La venta del esqueleto de un Tyrannosaurus rex conocido como “Gus” por US$50.1 millones volvió a poner bajo la lupa el creciente mercado de fósiles de dinosaurios. La operación demuestra cómo estos restos, antes vinculados principalmente con museos y universidades, se han convertido en piezas de colección de alto valor.

Para determinar su precio se consideran factores como la completitud del esqueleto, rareza de la especie, estado de conservación y antecedentes de ventas similares. Las subastas recientes de ejemplares como “Apex”, vendido por US$44.6 millones, han establecido nuevas referencias para futuras operaciones.
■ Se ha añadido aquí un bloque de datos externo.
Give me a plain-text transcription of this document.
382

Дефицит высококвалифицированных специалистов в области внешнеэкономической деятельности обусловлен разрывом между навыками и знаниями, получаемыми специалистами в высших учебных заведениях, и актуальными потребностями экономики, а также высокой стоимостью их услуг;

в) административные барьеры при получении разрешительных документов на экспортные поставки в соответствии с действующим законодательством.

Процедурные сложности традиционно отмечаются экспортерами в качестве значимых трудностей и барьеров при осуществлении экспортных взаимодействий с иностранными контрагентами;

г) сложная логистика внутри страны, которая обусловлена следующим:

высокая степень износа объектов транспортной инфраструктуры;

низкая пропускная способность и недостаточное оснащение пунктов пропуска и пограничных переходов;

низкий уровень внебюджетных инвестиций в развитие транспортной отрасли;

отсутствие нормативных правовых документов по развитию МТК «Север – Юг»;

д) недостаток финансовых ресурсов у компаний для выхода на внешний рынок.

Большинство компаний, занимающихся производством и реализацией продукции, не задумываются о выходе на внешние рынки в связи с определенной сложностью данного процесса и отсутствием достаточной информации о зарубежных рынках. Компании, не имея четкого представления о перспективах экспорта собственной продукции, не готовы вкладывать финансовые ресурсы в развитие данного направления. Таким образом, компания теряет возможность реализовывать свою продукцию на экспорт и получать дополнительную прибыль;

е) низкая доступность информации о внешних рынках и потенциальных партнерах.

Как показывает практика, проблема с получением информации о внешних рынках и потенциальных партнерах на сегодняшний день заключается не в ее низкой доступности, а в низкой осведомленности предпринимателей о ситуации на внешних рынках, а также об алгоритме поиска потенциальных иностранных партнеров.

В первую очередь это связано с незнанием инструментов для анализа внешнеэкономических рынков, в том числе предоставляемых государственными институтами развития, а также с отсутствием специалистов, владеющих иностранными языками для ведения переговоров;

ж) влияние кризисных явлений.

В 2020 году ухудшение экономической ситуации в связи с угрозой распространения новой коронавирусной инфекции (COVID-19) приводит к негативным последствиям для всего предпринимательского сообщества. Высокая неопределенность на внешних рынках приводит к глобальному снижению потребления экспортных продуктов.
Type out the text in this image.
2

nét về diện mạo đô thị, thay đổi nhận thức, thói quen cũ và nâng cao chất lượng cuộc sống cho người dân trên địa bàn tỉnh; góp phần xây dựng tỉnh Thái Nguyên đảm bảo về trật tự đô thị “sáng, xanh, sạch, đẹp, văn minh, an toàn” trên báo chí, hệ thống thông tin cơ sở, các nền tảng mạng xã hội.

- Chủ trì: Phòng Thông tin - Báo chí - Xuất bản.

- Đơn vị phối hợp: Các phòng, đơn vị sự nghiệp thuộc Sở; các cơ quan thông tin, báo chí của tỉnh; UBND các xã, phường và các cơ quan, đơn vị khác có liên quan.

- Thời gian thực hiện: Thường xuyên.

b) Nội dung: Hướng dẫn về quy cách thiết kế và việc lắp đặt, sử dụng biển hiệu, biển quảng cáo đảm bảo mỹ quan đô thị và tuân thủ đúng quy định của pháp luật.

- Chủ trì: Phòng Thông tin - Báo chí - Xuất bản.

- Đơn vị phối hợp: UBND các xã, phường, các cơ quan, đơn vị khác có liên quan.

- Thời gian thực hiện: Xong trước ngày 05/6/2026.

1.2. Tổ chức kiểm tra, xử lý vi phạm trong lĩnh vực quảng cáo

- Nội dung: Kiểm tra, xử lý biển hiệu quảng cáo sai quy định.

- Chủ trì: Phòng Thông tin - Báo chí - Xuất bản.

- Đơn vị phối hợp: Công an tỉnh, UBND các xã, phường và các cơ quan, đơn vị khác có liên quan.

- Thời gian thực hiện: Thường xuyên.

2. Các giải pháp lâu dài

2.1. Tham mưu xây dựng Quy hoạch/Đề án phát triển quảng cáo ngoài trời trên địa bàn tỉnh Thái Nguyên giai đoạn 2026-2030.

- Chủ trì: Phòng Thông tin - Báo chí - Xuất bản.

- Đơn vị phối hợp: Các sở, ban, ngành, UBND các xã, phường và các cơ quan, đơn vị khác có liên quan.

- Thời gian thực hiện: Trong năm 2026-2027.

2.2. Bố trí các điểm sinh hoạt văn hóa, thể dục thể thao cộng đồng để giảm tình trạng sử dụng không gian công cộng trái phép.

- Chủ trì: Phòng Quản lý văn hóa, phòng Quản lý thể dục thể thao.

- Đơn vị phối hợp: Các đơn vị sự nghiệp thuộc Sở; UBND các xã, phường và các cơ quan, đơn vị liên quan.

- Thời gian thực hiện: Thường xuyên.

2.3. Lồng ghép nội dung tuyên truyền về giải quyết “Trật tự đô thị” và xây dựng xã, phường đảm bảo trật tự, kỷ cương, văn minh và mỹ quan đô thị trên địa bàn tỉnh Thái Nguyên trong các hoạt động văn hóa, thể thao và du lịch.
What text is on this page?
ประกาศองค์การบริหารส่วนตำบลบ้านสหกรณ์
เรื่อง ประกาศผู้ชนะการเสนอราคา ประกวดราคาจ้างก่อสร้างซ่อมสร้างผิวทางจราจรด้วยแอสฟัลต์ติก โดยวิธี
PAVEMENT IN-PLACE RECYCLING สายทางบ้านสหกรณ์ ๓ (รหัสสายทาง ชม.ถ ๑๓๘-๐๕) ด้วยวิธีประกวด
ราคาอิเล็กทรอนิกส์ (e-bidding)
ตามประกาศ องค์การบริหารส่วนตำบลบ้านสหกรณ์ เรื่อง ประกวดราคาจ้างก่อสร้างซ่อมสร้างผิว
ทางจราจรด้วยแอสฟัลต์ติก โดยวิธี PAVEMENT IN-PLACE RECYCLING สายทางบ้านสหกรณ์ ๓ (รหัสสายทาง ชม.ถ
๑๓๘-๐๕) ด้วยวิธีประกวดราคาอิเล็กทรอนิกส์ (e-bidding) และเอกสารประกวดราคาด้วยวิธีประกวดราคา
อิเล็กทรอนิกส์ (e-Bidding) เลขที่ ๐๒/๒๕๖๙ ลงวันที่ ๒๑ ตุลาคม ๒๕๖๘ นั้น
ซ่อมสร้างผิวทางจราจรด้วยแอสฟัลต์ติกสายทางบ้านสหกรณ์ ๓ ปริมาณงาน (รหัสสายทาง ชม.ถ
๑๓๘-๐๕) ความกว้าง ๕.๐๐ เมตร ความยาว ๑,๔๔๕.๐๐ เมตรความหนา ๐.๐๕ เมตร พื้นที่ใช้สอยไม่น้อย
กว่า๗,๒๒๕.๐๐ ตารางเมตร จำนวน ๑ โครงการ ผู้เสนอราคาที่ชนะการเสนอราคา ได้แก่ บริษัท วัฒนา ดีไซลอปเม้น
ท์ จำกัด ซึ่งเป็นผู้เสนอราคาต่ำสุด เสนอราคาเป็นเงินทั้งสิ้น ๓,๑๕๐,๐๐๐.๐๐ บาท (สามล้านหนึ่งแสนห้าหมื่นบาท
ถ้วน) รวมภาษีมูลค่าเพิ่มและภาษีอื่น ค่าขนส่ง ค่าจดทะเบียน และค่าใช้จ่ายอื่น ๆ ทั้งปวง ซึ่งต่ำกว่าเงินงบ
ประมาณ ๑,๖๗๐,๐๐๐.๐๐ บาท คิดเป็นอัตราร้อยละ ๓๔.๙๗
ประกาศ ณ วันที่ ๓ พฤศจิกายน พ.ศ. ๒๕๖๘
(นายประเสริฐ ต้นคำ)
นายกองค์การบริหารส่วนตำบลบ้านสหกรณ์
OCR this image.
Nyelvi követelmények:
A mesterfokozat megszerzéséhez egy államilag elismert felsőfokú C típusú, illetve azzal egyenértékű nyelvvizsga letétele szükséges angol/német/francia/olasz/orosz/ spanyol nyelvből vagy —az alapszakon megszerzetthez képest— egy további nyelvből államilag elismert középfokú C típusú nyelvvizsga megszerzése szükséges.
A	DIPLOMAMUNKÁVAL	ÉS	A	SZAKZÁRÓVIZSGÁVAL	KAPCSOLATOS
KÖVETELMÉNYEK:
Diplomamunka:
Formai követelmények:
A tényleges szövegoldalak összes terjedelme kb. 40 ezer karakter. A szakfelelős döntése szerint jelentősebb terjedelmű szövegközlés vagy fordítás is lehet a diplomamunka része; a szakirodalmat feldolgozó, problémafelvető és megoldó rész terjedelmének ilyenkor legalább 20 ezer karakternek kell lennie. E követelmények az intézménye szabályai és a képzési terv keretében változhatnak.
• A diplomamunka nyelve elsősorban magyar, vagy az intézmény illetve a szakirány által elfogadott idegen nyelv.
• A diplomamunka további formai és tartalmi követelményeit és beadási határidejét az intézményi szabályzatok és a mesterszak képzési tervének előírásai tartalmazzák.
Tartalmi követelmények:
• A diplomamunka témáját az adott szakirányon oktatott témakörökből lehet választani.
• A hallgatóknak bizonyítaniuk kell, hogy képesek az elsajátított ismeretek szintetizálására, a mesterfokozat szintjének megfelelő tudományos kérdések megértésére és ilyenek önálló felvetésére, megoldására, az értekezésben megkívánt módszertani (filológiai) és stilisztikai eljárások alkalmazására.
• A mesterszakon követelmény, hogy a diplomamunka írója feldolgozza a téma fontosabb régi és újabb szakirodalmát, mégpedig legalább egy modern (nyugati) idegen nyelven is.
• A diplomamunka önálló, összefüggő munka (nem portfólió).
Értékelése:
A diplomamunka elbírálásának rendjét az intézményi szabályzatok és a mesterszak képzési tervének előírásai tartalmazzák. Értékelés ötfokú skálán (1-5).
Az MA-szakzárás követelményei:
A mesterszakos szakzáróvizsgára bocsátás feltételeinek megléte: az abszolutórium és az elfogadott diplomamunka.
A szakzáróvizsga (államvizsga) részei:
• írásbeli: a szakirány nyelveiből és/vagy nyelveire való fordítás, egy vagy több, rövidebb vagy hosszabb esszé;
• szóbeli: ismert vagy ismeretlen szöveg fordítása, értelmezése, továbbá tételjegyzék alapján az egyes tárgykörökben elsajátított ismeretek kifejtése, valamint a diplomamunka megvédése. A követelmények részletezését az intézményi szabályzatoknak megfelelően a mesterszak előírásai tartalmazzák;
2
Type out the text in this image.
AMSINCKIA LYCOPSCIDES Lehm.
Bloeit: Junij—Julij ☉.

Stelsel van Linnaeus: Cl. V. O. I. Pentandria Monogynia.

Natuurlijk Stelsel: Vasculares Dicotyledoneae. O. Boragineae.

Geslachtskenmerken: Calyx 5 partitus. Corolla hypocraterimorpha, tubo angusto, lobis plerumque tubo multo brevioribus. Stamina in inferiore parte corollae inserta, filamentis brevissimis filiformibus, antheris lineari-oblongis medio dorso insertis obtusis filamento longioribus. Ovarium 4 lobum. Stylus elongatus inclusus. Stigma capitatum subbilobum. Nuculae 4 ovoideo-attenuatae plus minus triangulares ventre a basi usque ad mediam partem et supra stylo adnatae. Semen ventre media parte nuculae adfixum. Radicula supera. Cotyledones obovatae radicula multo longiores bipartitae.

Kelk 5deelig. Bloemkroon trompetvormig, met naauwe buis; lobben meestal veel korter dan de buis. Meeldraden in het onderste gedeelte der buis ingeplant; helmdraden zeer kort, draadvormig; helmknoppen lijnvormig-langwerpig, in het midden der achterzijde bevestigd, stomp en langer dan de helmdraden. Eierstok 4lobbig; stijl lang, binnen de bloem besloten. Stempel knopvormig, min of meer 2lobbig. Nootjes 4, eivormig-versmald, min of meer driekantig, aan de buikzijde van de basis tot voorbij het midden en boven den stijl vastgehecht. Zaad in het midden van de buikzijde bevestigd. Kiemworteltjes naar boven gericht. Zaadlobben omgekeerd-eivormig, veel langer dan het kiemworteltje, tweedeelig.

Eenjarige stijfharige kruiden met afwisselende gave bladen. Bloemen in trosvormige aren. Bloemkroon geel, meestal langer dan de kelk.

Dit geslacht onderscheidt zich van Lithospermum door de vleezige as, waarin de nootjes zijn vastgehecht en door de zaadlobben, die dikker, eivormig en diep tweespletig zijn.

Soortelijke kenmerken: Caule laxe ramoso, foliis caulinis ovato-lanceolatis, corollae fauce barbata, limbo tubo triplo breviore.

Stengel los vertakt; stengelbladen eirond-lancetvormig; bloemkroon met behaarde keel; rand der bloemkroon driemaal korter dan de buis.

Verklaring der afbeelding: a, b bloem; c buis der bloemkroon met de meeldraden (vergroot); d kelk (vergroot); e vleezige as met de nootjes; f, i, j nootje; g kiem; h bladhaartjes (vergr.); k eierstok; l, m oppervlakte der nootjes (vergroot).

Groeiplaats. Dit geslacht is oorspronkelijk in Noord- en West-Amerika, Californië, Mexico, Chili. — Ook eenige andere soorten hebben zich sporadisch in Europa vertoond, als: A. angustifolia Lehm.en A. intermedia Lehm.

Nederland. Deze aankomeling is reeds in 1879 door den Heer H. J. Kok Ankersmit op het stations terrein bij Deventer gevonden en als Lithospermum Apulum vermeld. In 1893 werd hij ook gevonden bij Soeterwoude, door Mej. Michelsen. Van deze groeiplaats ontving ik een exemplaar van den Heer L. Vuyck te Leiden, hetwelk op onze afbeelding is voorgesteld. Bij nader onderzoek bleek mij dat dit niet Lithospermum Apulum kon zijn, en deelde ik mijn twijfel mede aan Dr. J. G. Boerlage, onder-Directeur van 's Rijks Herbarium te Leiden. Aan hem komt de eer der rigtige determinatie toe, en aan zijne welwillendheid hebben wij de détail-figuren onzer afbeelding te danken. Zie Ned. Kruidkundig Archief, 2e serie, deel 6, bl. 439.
El principal debate, sin embargo, no gira únicamente alrededor del dinero. Los paleontólogos advierten que cuando un fósil pasa a manos privadas, el acceso de investigadores y del público puede quedar sujeto a la decisión de su propietario.
Algunos coleccionistas prestan sus ejemplares a museos, pero otros pueden mantenerlos fuera de exhibición durante años.
Además, el aumento de precios podría incentivar excavaciones clandestinas, tráfico de fósiles y conflictos sobre la propiedad de los hallazgos.

Los museos, con presupuestos limitados, enfrentan dificultades para competir con multimillonarios y fondos privados. Así, el mercado plantea una tensión entre patrimonio, coleccionismo y conocimiento científico.